First level cache and TLBs remain the same at 32KB and 128 Entry (4-way associative) for data and instruction cache, but Nehalem also includes a low latency 2nd level, unified 512 entry unified TLB for Small Page (4k) data and instructions, up from a 256 Entry data-only L2 TLB in Penryn. As applications grow in data size the chances of a TLB miss increases, so the more general L2 TLB helps buffer the first, especially as there is increased competitive thread pressure on the L1 TLB.
While Penryn and Conroe pushed Macro-Op fusion as a performance feature - combining and condensing data before it even hits the Decoders, it was limited to just 32-bit data making it - at best - fractionally useful in 64-bit systems that ran some 32-bit code. Nehalem updates the Macro-Ops fusion engine to finally handle and condense 64-bit Macro-Ops, so while us power users will see some benefit, servers and workstations who have been using the majority 64-bit software for years should see the greatest improvements.
Click to enlarge
The Loop Stream Detection function in Penryn doubled up as the Instruction Queue hardware, so in effect respectively little extra logic was needed for this performance improvement. With Nehalem though, the LSD has been shifted down the pipeline a stage post Decode, requiring its own Entry Buffer hardware.
Previously, the LSD would store and reissue up to 18 instructions to the decoder, freeing up the Fetch and Branch Prediction hardware to either power down or do other things. In Nehalem the single Macro-Op goes through the decoder then it gets stored in a larger 28 Micro-Op buffer with Loop Stream Detection, to re-issue the already decoded data if necessary - this saves a re-issue stage in the pipeline making it faster, even if it does extend the overall pipeline. In addition it either allows that extra stage to be shut down or used in other things, basically making it more efficient all round.
Next, we dive into the Execution Engine and the Out of Order executor, which have been beefed up in places to further accommodate Hyper Threading's competitive demands on hardware, while also improving performance in general. As the decoded Micro-Ops enter the Execution Engine they meet a new 28 Micro-Op buffer, compared to the seven (approx.) on Core 2 - this extra width is important because the engine can still only churn through four Micro-Ops a stage, just like Penryn, so storing more from extra thread demands is necessary.

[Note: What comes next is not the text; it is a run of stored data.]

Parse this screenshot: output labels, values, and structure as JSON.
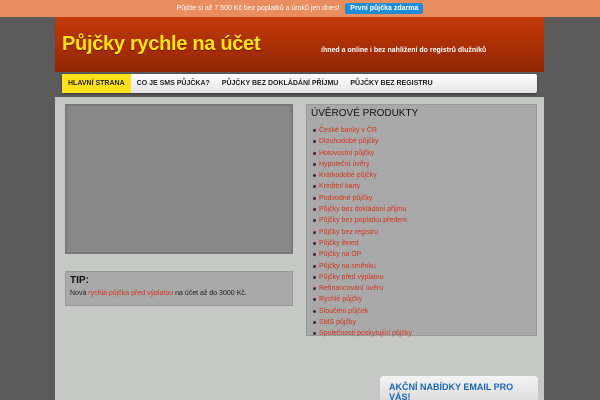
{
  "promo": {
    "text": "Půjčte si až 7 500 Kč bez poplatků a úroků jen dnes!",
    "button": "První půjčka zdarma"
  },
  "header": {
    "title": "Půjčky rychle na účet",
    "tagline": "ihned a online i bez nahlížení do registrů dlužníků"
  },
  "nav": {
    "items": [
      {
        "label": "HLAVNÍ STRANA",
        "active": true
      },
      {
        "label": "CO JE SMS PŮJČKA?",
        "active": false
      },
      {
        "label": "PŮJČKY BEZ DOKLÁDÁNÍ PŘÍJMU",
        "active": false
      },
      {
        "label": "PŮJČKY BEZ REGISTRU",
        "active": false
      }
    ]
  },
  "tip": {
    "title": "TIP:",
    "prefix": "Nová ",
    "link": "rychlá půjčka před výplatou",
    "suffix": " na účet až do 3000 Kč."
  },
  "products": {
    "title": "ÚVĚROVÉ PRODUKTY",
    "items": [
      "České banky v ČR",
      "Dlouhodobé půjčky",
      "Hotovostní půjčky",
      "Hypoteční úvěry",
      "Krátkodobé půjčky",
      "Kreditní karty",
      "Podvodné půjčky",
      "Půjčky bez dokládání příjmu",
      "Půjčky bez poplatku předem",
      "Půjčky bez registru",
      "Půjčky ihned",
      "Půjčky na OP",
      "Půjčky na směnku",
      "Půjčky před výplatou",
      "Refinancování úvěru",
      "Rychlé půjčky",
      "Sloučení půjček",
      "SMS půjčky",
      "Společnosti poskytující půjčky"
    ]
  },
  "email": {
    "title": "AKČNÍ NABÍDKY EMAIL PRO VÁS!"
  }
}
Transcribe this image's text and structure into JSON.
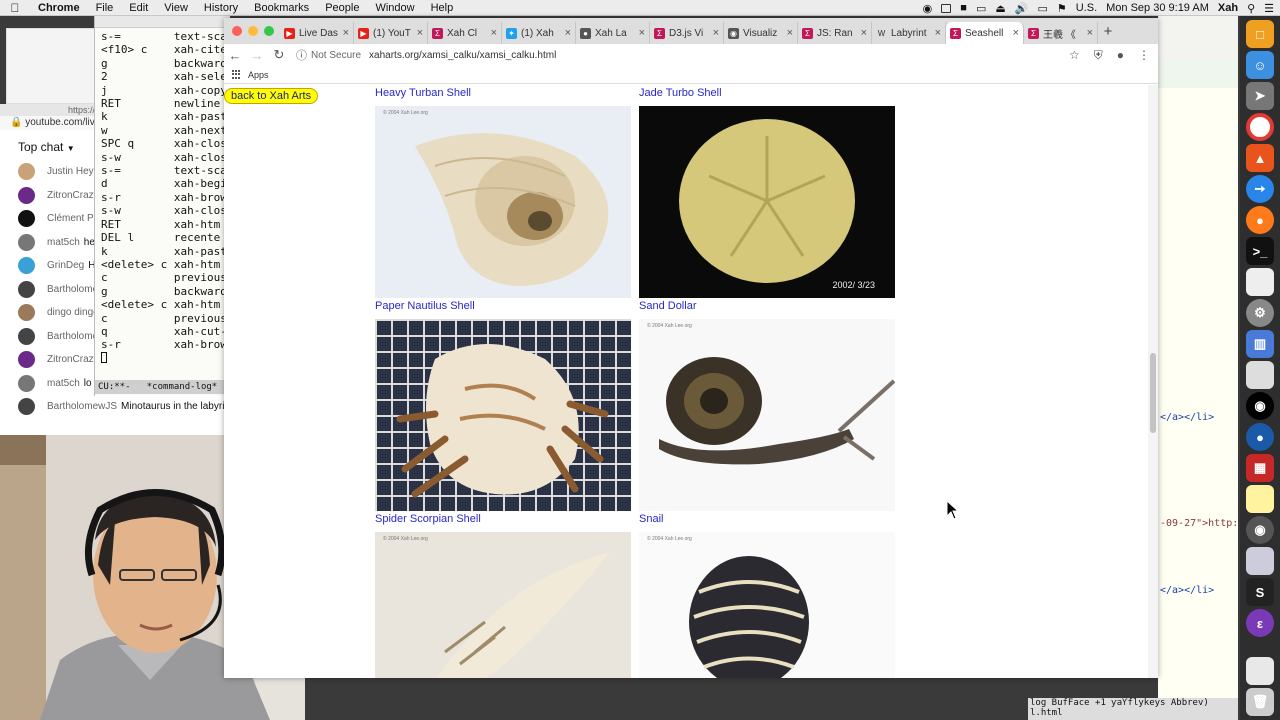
{
  "menubar": {
    "app": "Chrome",
    "items": [
      "File",
      "Edit",
      "View",
      "History",
      "Bookmarks",
      "People",
      "Window",
      "Help"
    ],
    "keyboard": "U.S.",
    "clock": "Mon Sep 30  9:19 AM",
    "user": "Xah"
  },
  "youtube": {
    "url": "youtube.com/liv",
    "url_top": "https://",
    "top_chat": "Top chat",
    "messages": [
      {
        "name": "Justin Heye",
        "text": "",
        "color": "#c9a27a"
      },
      {
        "name": "ZitronCrazy",
        "text": "",
        "color": "#6b2a8a"
      },
      {
        "name": "Clément Po",
        "text": "",
        "color": "#111111"
      },
      {
        "name": "mat5ch",
        "text": "he",
        "color": "#777777"
      },
      {
        "name": "GrinDeg",
        "text": "H",
        "color": "#3aa0d8"
      },
      {
        "name": "Bartholome",
        "text": "",
        "color": "#444444"
      },
      {
        "name": "dingo dinge",
        "text": "",
        "color": "#9a7a5a"
      },
      {
        "name": "Bartholome",
        "text": "",
        "color": "#444444"
      },
      {
        "name": "ZitronCrazy",
        "text": "",
        "color": "#6b2a8a"
      },
      {
        "name": "mat5ch",
        "text": "lo",
        "color": "#777777"
      },
      {
        "name": "BartholomewJS",
        "text": "Minotaurus in the labyrir",
        "color": "#444444"
      }
    ]
  },
  "terminal": {
    "rows": [
      "s-=        text-sca",
      "<f10> c    xah-cite",
      "g          backward",
      "2          xah-sele",
      "j          xah-copy",
      "RET        newline",
      "k          xah-past",
      "w          xah-next",
      "SPC q      xah-clos",
      "s-w        xah-clos",
      "s-=        text-sca",
      "d          xah-begi",
      "s-r        xah-brow",
      "s-w        xah-clos",
      "RET        xah-htm",
      "DEL l      recente",
      "k          xah-past",
      "<delete> c xah-htm",
      "c          previous",
      "g          backward",
      "<delete> c xah-htm",
      "c          previous",
      "q          xah-cut-",
      "s-r        xah-brow"
    ],
    "modeline": "CU:**-   *command-log*"
  },
  "emacs_right": {
    "lines": [
      "</a></li>",
      "-09-27\">http:",
      "</a></li>"
    ],
    "modeline": "log BufFace +1 ƴaƳflykeys Abbrev)",
    "modeline2": "l.html"
  },
  "chrome": {
    "tabs": [
      {
        "title": "Live Das",
        "fav": "#e62117",
        "icon": "yt"
      },
      {
        "title": "(1) YouT",
        "fav": "#e62117",
        "icon": "yt"
      },
      {
        "title": "Xah Cl",
        "fav": "#c2185b",
        "icon": "sigma"
      },
      {
        "title": "(1) Xah",
        "fav": "#1da1f2",
        "icon": "tw"
      },
      {
        "title": "Xah La",
        "fav": "#555555",
        "icon": "gh"
      },
      {
        "title": "D3.js Vi",
        "fav": "#c2185b",
        "icon": "sigma"
      },
      {
        "title": "Visualiz",
        "fav": "#555555",
        "icon": "globe"
      },
      {
        "title": "JS: Ran",
        "fav": "#c2185b",
        "icon": "sigma"
      },
      {
        "title": "Labyrint",
        "fav": "#333333",
        "icon": "w"
      },
      {
        "title": "Seashell",
        "fav": "#c2185b",
        "icon": "sigma",
        "active": true
      },
      {
        "title": "王羲 《",
        "fav": "#c2185b",
        "icon": "sigma"
      }
    ],
    "not_secure": "Not Secure",
    "url": "xaharts.org/xamsi_calku/xamsi_calku.html",
    "bookmarks_apps": "Apps"
  },
  "page": {
    "back_button": "back to Xah Arts",
    "captions": [
      "Heavy Turban Shell",
      "Jade Turbo Shell",
      "Paper Nautilus Shell",
      "Sand Dollar",
      "Spider Scorpian Shell",
      "Snail"
    ],
    "copyright": "© 2004 Xah Lee.org",
    "sand_dollar_date": "2002/ 3/23"
  }
}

The Reorder Buffer has been made a third larger - up from 96 to 128 Entries, and the Reservation Station (which schedules operations to available Execution Units) has been given an extra four slots allowing 36 Entries also. The actual executing logic remains the same and the Dynamic four-wide execution, 128-bit wide SSE "Advanced Digital Media Boost" and Super Shuffle Engine has been directly migrated over from Penryn. This can execute up to six operations per clock cycle - three Memory Ops (a load, a store data and a store address) and three computational operations.
Since a single thread will rarely do all six operations at once, an interpretation of this could insinuate that Penryn's use of this Execution Engine was inefficient to some degree. With this in mind, Intel expects Nehalem to handle "twice as much" with mostly the same hardware with a little bit more width than what's come before.
Finally, Nehalem has also considerably increased the number of load and store buffers from 32/20 to 48/32 respectively to handle the extra data needed to potentially satisfy both threads being executed.
Overall, there are some efficiency improvements but most of Nehalem has been built to accommodate the pressures of a dual-thread environment through the pipeline. Extending it was inevitable, and while likely slightly longer than Intel's old Northwood processor that also introduced SMT, the far lower latency and more efficient memory access than Netburst ever offered means that Nehalem should remain relatively efficient.
Effectively, the Nehalem architecture is Intel's attempt to get the best out of both its Hillsboro and Haifa design teams' ideologies. It has moulded a power efficient pipeline originating from P6-Pentium M-Core-Core 2 era with the resource efficient width that Pentium 4 later tried to achieve. It does this without the excessive depth of Netburst, though.